Thankfully this is an excellent Nintendo Switch port, which means nothing has been lost in translation and you’ll be getting the same experience as everyone else. The simplistic art-style means that playing on the Switch doesn’t make you lose out on any of the visuals or sound.
I can’t believe I’ve gone this long without mentioning the music, but suffice to say it is incredible. The pop-soundtrack is incredibly catchy to listen to and compliments the gameplay and themes excellently. If you’re a fan of pop, it’s worth playing through the game just to have a listen, but even those who aren’t fans might just find that the synergy between the gameplay and music is great enough that it works anyway.
The only real complaint I can level against Sayonara Wild Hearts is that there simply isn’t more of it. I initially played through the story in one sitting, partly because the game grabbed me tight but also because it really isn’t that long. The quality of that journey is stellar though and absolutely worth playing through.

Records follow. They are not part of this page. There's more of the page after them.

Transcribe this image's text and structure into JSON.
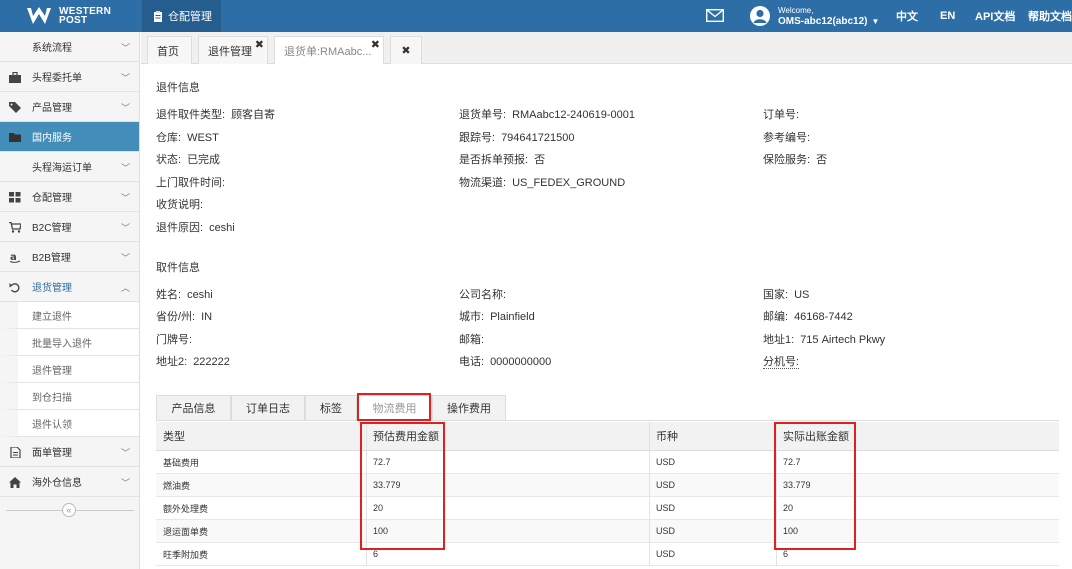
{
  "brand": {
    "line1": "WESTERN",
    "line2": "POST"
  },
  "topbar": {
    "module_tab": "仓配管理",
    "welcome": "Welcome,",
    "username": "OMS-abc12(abc12)",
    "lang_cn": "中文",
    "lang_en": "EN",
    "api_doc": "API文档",
    "help_doc": "帮助文档"
  },
  "sidebar": {
    "items": [
      {
        "label": "系统流程",
        "icon": "none"
      },
      {
        "label": "头程委托单",
        "icon": "briefcase-icon"
      },
      {
        "label": "产品管理",
        "icon": "tag-icon"
      },
      {
        "label": "国内服务",
        "icon": "folder-icon"
      },
      {
        "label": "头程海运订单",
        "icon": "none"
      },
      {
        "label": "仓配管理",
        "icon": "grid-icon"
      },
      {
        "label": "B2C管理",
        "icon": "cart-icon"
      },
      {
        "label": "B2B管理",
        "icon": "amazon-icon"
      },
      {
        "label": "退货管理",
        "icon": "undo-icon"
      }
    ],
    "sub_items": [
      "建立退件",
      "批量导入退件",
      "退件管理",
      "到仓扫描",
      "退件认领"
    ],
    "bottom_items": [
      {
        "label": "面单管理",
        "icon": "document-icon"
      },
      {
        "label": "海外仓信息",
        "icon": "home-icon"
      }
    ]
  },
  "page_tabs": {
    "home": "首页",
    "returns": "退件管理",
    "detail": "退货单:RMAabc..."
  },
  "return_info": {
    "title": "退件信息",
    "pickup_type_label": "退件取件类型:",
    "pickup_type": "顾客自寄",
    "rma_label": "退货单号:",
    "rma": "RMAabc12-240619-0001",
    "order_label": "订单号:",
    "order": "",
    "warehouse_label": "仓库:",
    "warehouse": "WEST",
    "tracking_label": "跟踪号:",
    "tracking": "794641721500",
    "ref_label": "参考编号:",
    "ref": "",
    "status_label": "状态:",
    "status": "已完成",
    "split_label": "是否拆单预报:",
    "split": "否",
    "insurance_label": "保险服务:",
    "insurance": "否",
    "pickup_time_label": "上门取件时间:",
    "pickup_time": "",
    "channel_label": "物流渠道:",
    "channel": "US_FEDEX_GROUND",
    "receipt_note_label": "收货说明:",
    "receipt_note": "",
    "reason_label": "退件原因:",
    "reason": "ceshi"
  },
  "pickup_info": {
    "title": "取件信息",
    "name_label": "姓名:",
    "name": "ceshi",
    "company_label": "公司名称:",
    "company": "",
    "country_label": "国家:",
    "country": "US",
    "state_label": "省份/州:",
    "state": "IN",
    "city_label": "城市:",
    "city": "Plainfield",
    "zip_label": "邮编:",
    "zip": "46168-7442",
    "door_label": "门牌号:",
    "door": "",
    "email_label": "邮箱:",
    "email": "",
    "addr1_label": "地址1:",
    "addr1": "715 Airtech Pkwy",
    "addr2_label": "地址2:",
    "addr2": "222222",
    "phone_label": "电话:",
    "phone": "0000000000",
    "ext_label": "分机号:",
    "ext": ""
  },
  "inner_tabs": [
    "产品信息",
    "订单日志",
    "标签",
    "物流费用",
    "操作费用"
  ],
  "fee_table": {
    "headers": [
      "类型",
      "预估费用金额",
      "币种",
      "实际出账金额"
    ],
    "rows": [
      [
        "基础费用",
        "72.7",
        "USD",
        "72.7"
      ],
      [
        "燃油费",
        "33.779",
        "USD",
        "33.779"
      ],
      [
        "额外处理费",
        "20",
        "USD",
        "20"
      ],
      [
        "退运面单费",
        "100",
        "USD",
        "100"
      ],
      [
        "旺季附加费",
        "6",
        "USD",
        "6"
      ]
    ]
  },
  "colors": {
    "topbar": "#2e6ea6",
    "active_nav": "#438eb9",
    "highlight": "#e02020"
  }
}
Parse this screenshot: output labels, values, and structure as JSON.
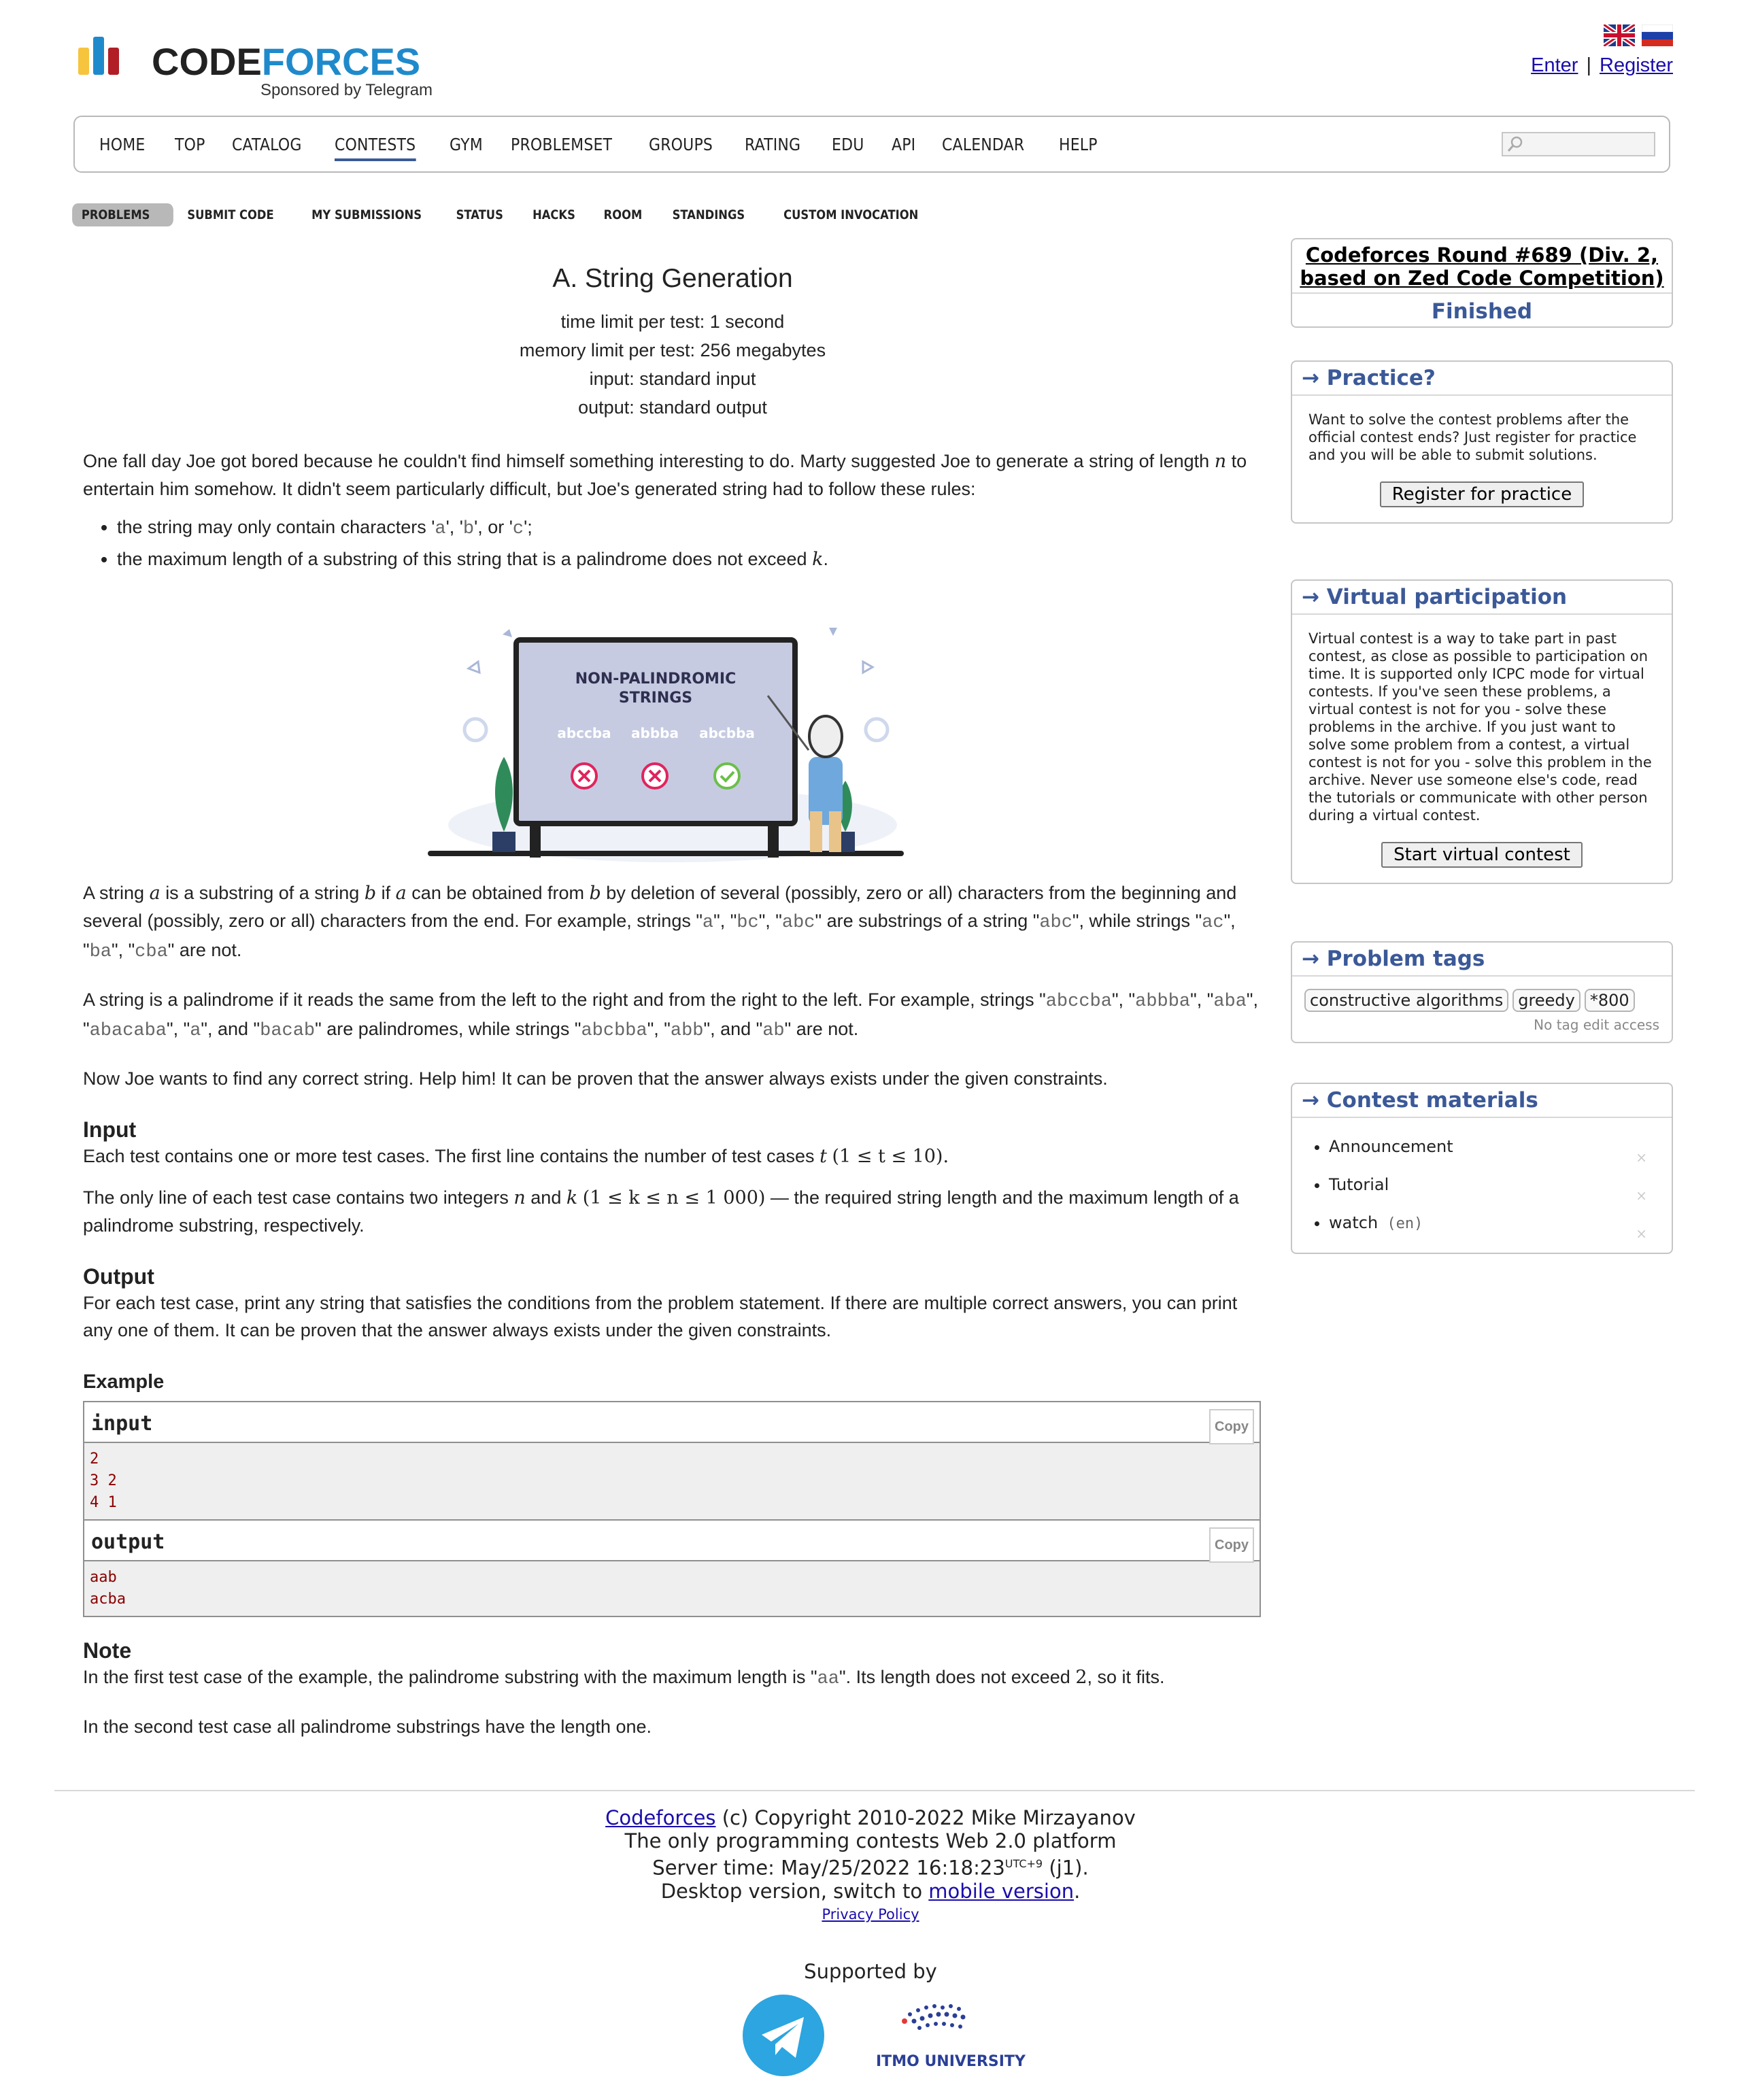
{
  "header": {
    "logo_text": "CODEFORCES",
    "logo_sponsor": "Sponsored by Telegram",
    "enter": "Enter",
    "separator": "|",
    "register": "Register"
  },
  "menu": [
    "HOME",
    "TOP",
    "CATALOG",
    "CONTESTS",
    "GYM",
    "PROBLEMSET",
    "GROUPS",
    "RATING",
    "EDU",
    "API",
    "CALENDAR",
    "HELP"
  ],
  "menu_active": "CONTESTS",
  "submenu": [
    "PROBLEMS",
    "SUBMIT CODE",
    "MY SUBMISSIONS",
    "STATUS",
    "HACKS",
    "ROOM",
    "STANDINGS",
    "CUSTOM INVOCATION"
  ],
  "submenu_active": "PROBLEMS",
  "problem": {
    "title": "A. String Generation",
    "time_limit": "time limit per test: 1 second",
    "memory_limit": "memory limit per test: 256 megabytes",
    "input_file": "input: standard input",
    "output_file": "output: standard output",
    "legend_1": "One fall day Joe got bored because he couldn't find himself something interesting to do. Marty suggested Joe to generate a string of length",
    "legend_n": "n",
    "legend_2": "to entertain him somehow. It didn't seem particularly difficult, but Joe's generated string had to follow these rules:",
    "rule_1a": "the string may only contain characters '",
    "rule_1_a": "a",
    "rule_1_sep1": "', '",
    "rule_1_b": "b",
    "rule_1_sep2": "', or '",
    "rule_1_c": "c",
    "rule_1_end": "';",
    "rule_2": "the maximum length of a substring of this string that is a palindrome does not exceed",
    "rule_2_k": "k",
    "rule_2_end": ".",
    "figure": {
      "board_title_1": "NON-PALINDROMIC",
      "board_title_2": "STRINGS",
      "word_1": "abccba",
      "word_2": "abbba",
      "word_3": "abcbba"
    },
    "substring_def": {
      "t1": "A string",
      "a": "a",
      "t2": "is a substring of a string",
      "b": "b",
      "t3": "if",
      "a2": "a",
      "t4": "can be obtained from",
      "b2": "b",
      "t5": "by deletion of several (possibly, zero or all) characters from the beginning and several (possibly, zero or all) characters from the end. For example, strings \"",
      "s1": "a",
      "t6": "\", \"",
      "s2": "bc",
      "t7": "\", \"",
      "s3": "abc",
      "t8": "\" are substrings of a string \"",
      "s4": "abc",
      "t9": "\", while strings \"",
      "s5": "ac",
      "t10": "\", \"",
      "s6": "ba",
      "t11": "\", \"",
      "s7": "cba",
      "t12": "\" are not."
    },
    "palindrome_def": {
      "t1": "A string is a palindrome if it reads the same from the left to the right and from the right to the left. For example, strings \"",
      "s1": "abccba",
      "t2": "\", \"",
      "s2": "abbba",
      "t3": "\", \"",
      "s3": "aba",
      "t4": "\", \"",
      "s4": "abacaba",
      "t5": "\", \"",
      "s5": "a",
      "t6": "\", and \"",
      "s6": "bacab",
      "t7": "\" are palindromes, while strings \"",
      "s7": "abcbba",
      "t8": "\", \"",
      "s8": "abb",
      "t9": "\", and \"",
      "s9": "ab",
      "t10": "\" are not."
    },
    "now_joe": "Now Joe wants to find any correct string. Help him! It can be proven that the answer always exists under the given constraints.",
    "input_title": "Input",
    "input_1": "Each test contains one or more test cases. The first line contains the number of test cases",
    "input_1_t": "t",
    "input_1_cons": "(1 ≤ t ≤ 10).",
    "input_2a": "The only line of each test case contains two integers",
    "input_2_n": "n",
    "input_2_and": "and",
    "input_2_k": "k",
    "input_2_cons": "(1 ≤ k ≤ n ≤ 1 000)",
    "input_2b": "— the required string length and the maximum length of a palindrome substring, respectively.",
    "output_title": "Output",
    "output_text": "For each test case, print any string that satisfies the conditions from the problem statement. If there are multiple correct answers, you can print any one of them. It can be proven that the answer always exists under the given constraints.",
    "example_title": "Example",
    "sample_input_label": "input",
    "sample_output_label": "output",
    "copy_label": "Copy",
    "sample_input": [
      "2",
      "3 2",
      "4 1"
    ],
    "sample_output": [
      "aab",
      "acba"
    ],
    "note_title": "Note",
    "note_1a": "In the first test case of the example, the palindrome substring with the maximum length is \"",
    "note_1_s": "aa",
    "note_1b": "\". Its length does not exceed",
    "note_1_num": "2",
    "note_1c": ", so it fits.",
    "note_2": "In the second test case all palindrome substrings have the length one."
  },
  "sidebar": {
    "contest_name": "Codeforces Round #689 (Div. 2, based on Zed Code Competition)",
    "contest_phase": "Finished",
    "practice_title": "→ Practice?",
    "practice_text": "Want to solve the contest problems after the official contest ends? Just register for practice and you will be able to submit solutions.",
    "practice_button": "Register for practice",
    "virtual_title": "→ Virtual participation",
    "virtual_text": "Virtual contest is a way to take part in past contest, as close as possible to participation on time. It is supported only ICPC mode for virtual contests. If you've seen these problems, a virtual contest is not for you - solve these problems in the archive. If you just want to solve some problem from a contest, a virtual contest is not for you - solve this problem in the archive. Never use someone else's code, read the tutorials or communicate with other person during a virtual contest.",
    "virtual_button": "Start virtual contest",
    "tags_title": "→ Problem tags",
    "tags": [
      "constructive algorithms",
      "greedy",
      "*800"
    ],
    "no_edit": "No tag edit access",
    "materials_title": "→ Contest materials",
    "materials": [
      "Announcement",
      "Tutorial",
      "watch"
    ],
    "materials_lang": "(en)",
    "remove_glyph": "×"
  },
  "footer": {
    "codeforces_link": "Codeforces",
    "copyright": "(c) Copyright 2010-2022 Mike Mirzayanov",
    "platform": "The only programming contests Web 2.0 platform",
    "server_time_label": "Server time: May/25/2022 16:18:23",
    "utc": "UTC+9",
    "server_suffix": "(j1).",
    "desktop": "Desktop version, switch to",
    "mobile_link": "mobile version",
    "period": ".",
    "privacy": "Privacy Policy",
    "supported_by": "Supported by",
    "itmo": "ITMO UNIVERSITY"
  },
  "colors": {
    "accent": "#3b5998",
    "link": "#1a0dab",
    "sample_text": "#8b0000"
  }
}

Even if you do clear the game very quickly, there are plenty of challenges and secrets to uncover. Completing the story isn’t difficult, but aiming for high scores and completing the zodiac riddles is truly challenging and not for the faint of heart. I personally find them a little too difficult, but I appreciate the extra replay value they add.
It’s tough to review a game that is generally regarded as unarguably excellent, but to any of the people still holding back on Sayonara Wild Hearts, I urge you to jump in. There isn’t a single element of it that hasn’t been crafted with love and care, and its pop-centric soundtrack is brought together by some really fun gameplay. It is absolutely essential.